The pitch was appropriate for Sun, maker of servers, network operating systems, networked storage systems and high-end workstations. Its products are designed to take advantage of the processing power of multiple networked computers.

During the dot-com explosion in 1999 and early 2000, McNealy trumpeted the rise of the Internet as a tribute to the direction of Sun's networking products. Although many start-up companies have died off and others slowed their hardware purchases, the CEO did not back off of his pitch on the importance of the Web to the future of business.

He explained that large companies--which typically have less than 20 percent of their company's data Web-enabled and accessible by the Internet or a company intranet--will move to network more data in the future. The process is only beginning, he explained. "It's like the first or second minute of 60-minute game."

When asked about the future of the PC, McNealy explained that the issue was not if the PC would become obsolete, but when each person would find it obsolete.

"The PC is already dead for me," McNealy said. "I go into my office, I put a 'smart' card into a very thin device and it finds my desktop and downloads it."

Despite his optimism for the future of networked computing, McNealy recently warned employees that the slowing economy will lead to continued cost cutting and tempered hiring at Sun.

Although the company met its quarterly earnings expectations last week, at least one analyst reduced revenue expectations slightly for the company on concerns surrounding the high-end hardware sales which have afflicted Hewlett Packard.
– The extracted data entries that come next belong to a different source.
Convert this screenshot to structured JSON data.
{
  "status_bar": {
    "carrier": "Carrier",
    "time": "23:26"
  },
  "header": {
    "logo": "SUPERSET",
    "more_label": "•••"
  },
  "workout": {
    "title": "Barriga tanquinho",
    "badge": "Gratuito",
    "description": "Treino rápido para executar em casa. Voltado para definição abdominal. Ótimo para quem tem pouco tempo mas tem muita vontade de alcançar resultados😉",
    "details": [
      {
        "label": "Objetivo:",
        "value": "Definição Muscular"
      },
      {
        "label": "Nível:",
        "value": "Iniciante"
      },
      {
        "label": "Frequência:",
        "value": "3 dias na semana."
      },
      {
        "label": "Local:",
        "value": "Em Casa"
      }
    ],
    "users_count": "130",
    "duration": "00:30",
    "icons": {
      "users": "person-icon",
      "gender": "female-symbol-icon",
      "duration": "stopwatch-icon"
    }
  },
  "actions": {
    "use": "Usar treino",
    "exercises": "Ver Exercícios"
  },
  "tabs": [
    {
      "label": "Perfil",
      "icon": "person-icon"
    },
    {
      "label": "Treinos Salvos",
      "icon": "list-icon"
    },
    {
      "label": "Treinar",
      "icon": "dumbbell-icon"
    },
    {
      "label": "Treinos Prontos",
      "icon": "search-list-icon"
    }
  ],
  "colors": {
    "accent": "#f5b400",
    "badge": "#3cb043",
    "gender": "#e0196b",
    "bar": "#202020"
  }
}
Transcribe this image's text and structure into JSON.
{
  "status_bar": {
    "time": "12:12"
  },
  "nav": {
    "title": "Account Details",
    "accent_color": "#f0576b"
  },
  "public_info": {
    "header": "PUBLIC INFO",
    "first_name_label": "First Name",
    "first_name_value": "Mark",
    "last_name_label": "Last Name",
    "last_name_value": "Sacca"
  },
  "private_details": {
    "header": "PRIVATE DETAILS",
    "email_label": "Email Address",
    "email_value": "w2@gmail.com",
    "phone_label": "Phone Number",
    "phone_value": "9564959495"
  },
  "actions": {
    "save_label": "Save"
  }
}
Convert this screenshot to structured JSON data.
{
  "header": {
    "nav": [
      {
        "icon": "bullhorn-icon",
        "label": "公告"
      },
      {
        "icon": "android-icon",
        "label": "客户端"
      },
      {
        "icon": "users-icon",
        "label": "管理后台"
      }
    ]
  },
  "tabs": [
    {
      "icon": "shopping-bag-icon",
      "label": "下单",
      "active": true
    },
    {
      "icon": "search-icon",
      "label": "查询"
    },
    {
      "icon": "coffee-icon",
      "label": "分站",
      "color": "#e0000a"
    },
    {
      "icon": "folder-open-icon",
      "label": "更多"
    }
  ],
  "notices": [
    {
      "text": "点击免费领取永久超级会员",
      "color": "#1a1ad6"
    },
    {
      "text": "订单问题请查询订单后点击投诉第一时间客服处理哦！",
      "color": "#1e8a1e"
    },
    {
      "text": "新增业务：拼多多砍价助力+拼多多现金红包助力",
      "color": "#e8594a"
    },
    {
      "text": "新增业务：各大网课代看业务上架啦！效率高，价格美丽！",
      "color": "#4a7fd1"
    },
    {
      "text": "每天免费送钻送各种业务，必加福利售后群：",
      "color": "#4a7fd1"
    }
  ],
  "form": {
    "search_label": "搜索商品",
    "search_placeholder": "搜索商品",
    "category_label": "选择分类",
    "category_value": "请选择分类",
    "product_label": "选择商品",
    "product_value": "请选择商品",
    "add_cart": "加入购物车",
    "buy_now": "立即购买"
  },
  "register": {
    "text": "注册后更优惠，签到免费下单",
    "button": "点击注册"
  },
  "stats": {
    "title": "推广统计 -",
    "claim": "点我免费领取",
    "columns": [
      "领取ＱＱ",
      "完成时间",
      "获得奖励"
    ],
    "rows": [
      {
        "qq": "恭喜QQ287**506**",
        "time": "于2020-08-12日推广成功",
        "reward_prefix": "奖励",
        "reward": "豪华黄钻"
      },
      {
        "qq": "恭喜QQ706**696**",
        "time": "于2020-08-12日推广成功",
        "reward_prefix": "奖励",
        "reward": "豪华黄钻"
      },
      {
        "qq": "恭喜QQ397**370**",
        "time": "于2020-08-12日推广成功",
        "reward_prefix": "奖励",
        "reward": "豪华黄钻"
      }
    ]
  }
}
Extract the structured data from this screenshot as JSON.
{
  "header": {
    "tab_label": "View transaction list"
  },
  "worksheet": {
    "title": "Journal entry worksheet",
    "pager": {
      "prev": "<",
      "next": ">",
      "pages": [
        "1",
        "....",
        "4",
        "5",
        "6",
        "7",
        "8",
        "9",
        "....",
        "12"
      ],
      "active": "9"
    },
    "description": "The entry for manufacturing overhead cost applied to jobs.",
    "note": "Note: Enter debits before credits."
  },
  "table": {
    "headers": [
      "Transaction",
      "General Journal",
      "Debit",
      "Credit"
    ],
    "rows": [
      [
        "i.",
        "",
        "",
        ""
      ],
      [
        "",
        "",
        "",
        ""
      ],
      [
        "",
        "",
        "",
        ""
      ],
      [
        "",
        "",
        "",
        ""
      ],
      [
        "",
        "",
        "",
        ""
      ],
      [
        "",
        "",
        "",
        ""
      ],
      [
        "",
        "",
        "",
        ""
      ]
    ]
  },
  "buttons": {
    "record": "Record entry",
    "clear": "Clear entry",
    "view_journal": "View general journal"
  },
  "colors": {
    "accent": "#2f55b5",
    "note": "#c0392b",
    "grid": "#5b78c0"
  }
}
McNealy did not address his company's financial status during the interview, but did briefly address California's energy crisis and its impact on Sun.

"We're looking to grow faster in other places just because of the cost of living and power," he said.

McNealy also used the energy crisis as an opportunity to tout some of Sun's products. "The Sun Ray that we're rolling out uses about one-tenth of the power of a PC, is faster and it's more reliable than a PC. Why wouldn't you use it?"

"I believe that networking is far more energy-efficient than running around the real world," he said.